Researchers have been able to statistically infer haplotype for European populations, thanks to the fact that Europeans went through a genetic bottleneck thousands of years ago. (Haplotypes very gradually grow shorter, as the chromosome pairs break and reassemble with each generation. Europeans have long haplotypes that haven't yet broken down, making them easier to analyze.) But statistical techniques have not worked for African populations, meaning that genetic information for this group is much sparser. For this reason, most of the genome-wide association studies done to date have focused on European populations.

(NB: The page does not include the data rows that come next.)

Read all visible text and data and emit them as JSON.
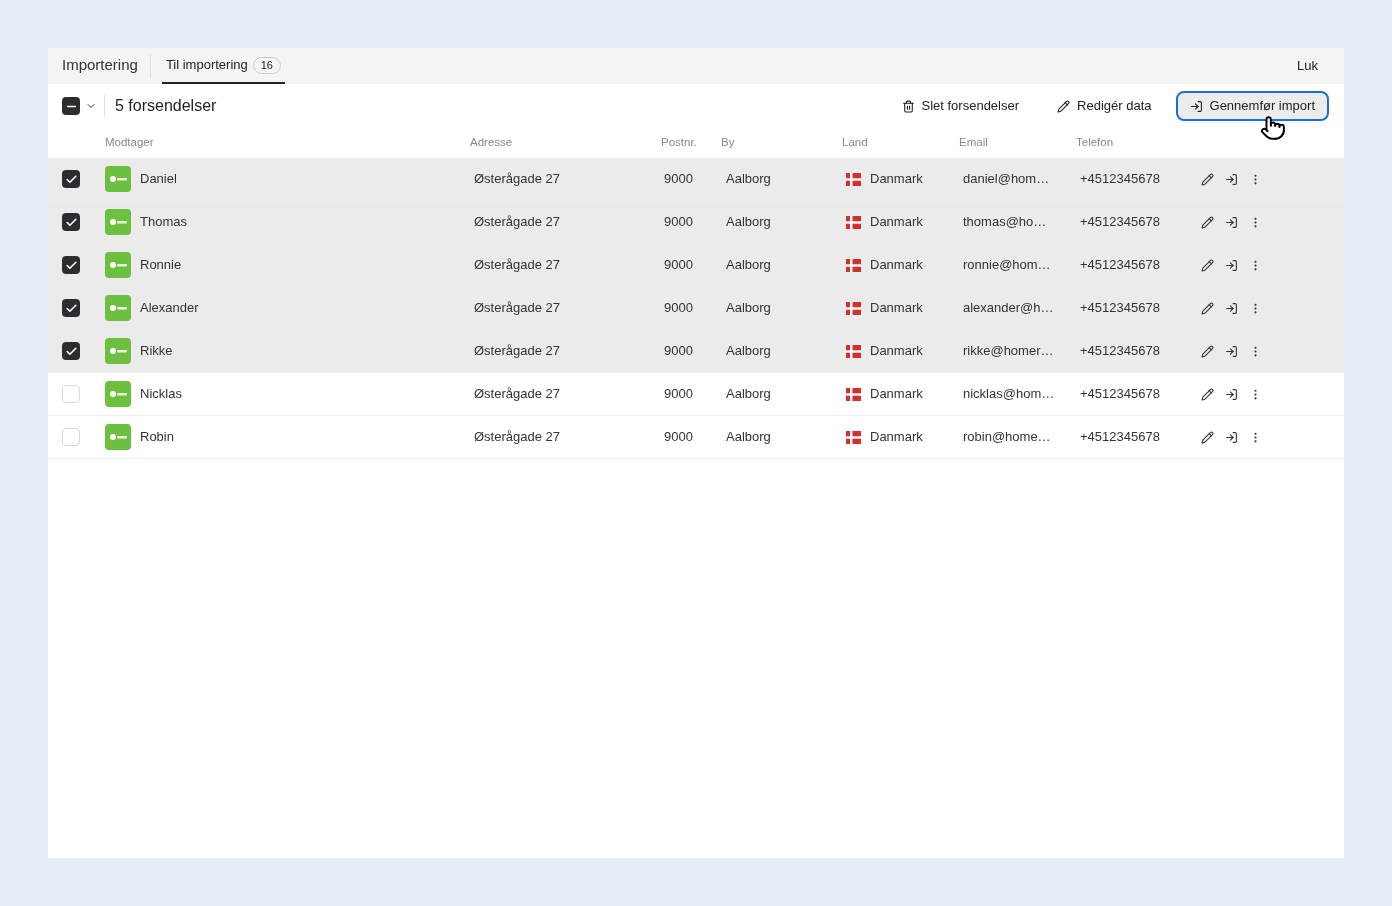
{
  "header": {
    "title": "Importering",
    "tabs": [
      {
        "label": "Til importering",
        "count": "16",
        "selected": true
      }
    ],
    "close": "Luk"
  },
  "toolbar": {
    "select_all": {
      "checked": true,
      "partial": true
    },
    "selection_count": "5 forsendelser",
    "actions": [
      {
        "kind": "delete",
        "label": "Slet forsendelser",
        "focused": false
      },
      {
        "kind": "edit",
        "label": "Redigér data",
        "focused": false
      },
      {
        "kind": "import",
        "label": "Gennemfør import",
        "focused": true
      }
    ]
  },
  "table": {
    "columns": [
      "Modtager",
      "Adresse",
      "Postnr.",
      "By",
      "Land",
      "Email",
      "Telefon"
    ],
    "rows": [
      {
        "checked": true,
        "name": "Daniel",
        "address": "Østerågade 27",
        "postal": "9000",
        "city": "Aalborg",
        "country": "Danmark",
        "email": "daniel@hom…",
        "phone": "+4512345678"
      },
      {
        "checked": true,
        "name": "Thomas",
        "address": "Østerågade 27",
        "postal": "9000",
        "city": "Aalborg",
        "country": "Danmark",
        "email": "thomas@ho…",
        "phone": "+4512345678"
      },
      {
        "checked": true,
        "name": "Ronnie",
        "address": "Østerågade 27",
        "postal": "9000",
        "city": "Aalborg",
        "country": "Danmark",
        "email": "ronnie@hom…",
        "phone": "+4512345678"
      },
      {
        "checked": true,
        "name": "Alexander",
        "address": "Østerågade 27",
        "postal": "9000",
        "city": "Aalborg",
        "country": "Danmark",
        "email": "alexander@h…",
        "phone": "+4512345678"
      },
      {
        "checked": true,
        "name": "Rikke",
        "address": "Østerågade 27",
        "postal": "9000",
        "city": "Aalborg",
        "country": "Danmark",
        "email": "rikke@homer…",
        "phone": "+4512345678"
      },
      {
        "checked": false,
        "name": "Nicklas",
        "address": "Østerågade 27",
        "postal": "9000",
        "city": "Aalborg",
        "country": "Danmark",
        "email": "nicklas@hom…",
        "phone": "+4512345678"
      },
      {
        "checked": false,
        "name": "Robin",
        "address": "Østerågade 27",
        "postal": "9000",
        "city": "Aalborg",
        "country": "Danmark",
        "email": "robin@home…",
        "phone": "+4512345678"
      }
    ]
  }
}
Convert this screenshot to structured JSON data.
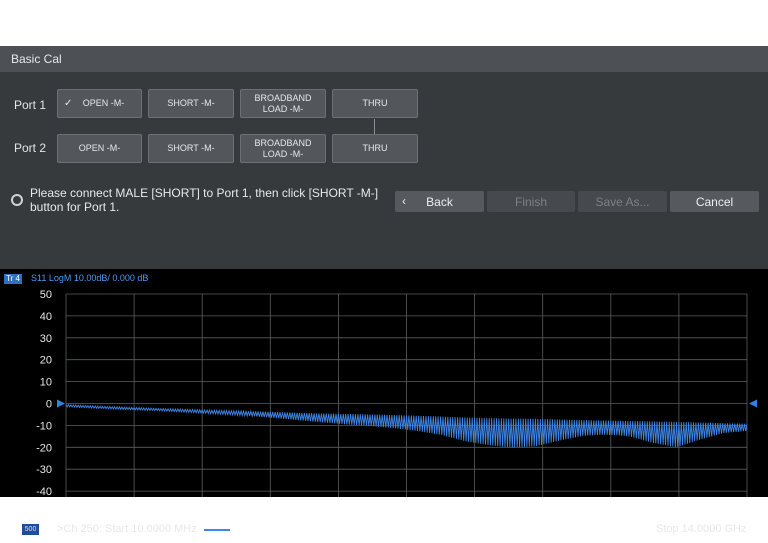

Both approaches add to the cost of genome sequencing, so it's not clear how quickly they will catch on, Schork says. "Shendure's approach is one people could likely implement in labs now," he says. Quake's approach generates much more complete data—a haplotype that is the length of an entire chromosome—but it is technically more challenging, requiring specialized chips to analyze the single cells. "Single cell sequencing and the ability to separate chromosomes in a dish is complicated," says Schork. "Unless someone builds an affordable assay, it won't be used routinely." Quake says that the chips that his lab and close collaborators use are currently being built at an academic foundry at Stanford. He says, "Perhaps there will be a commercial solution at some point."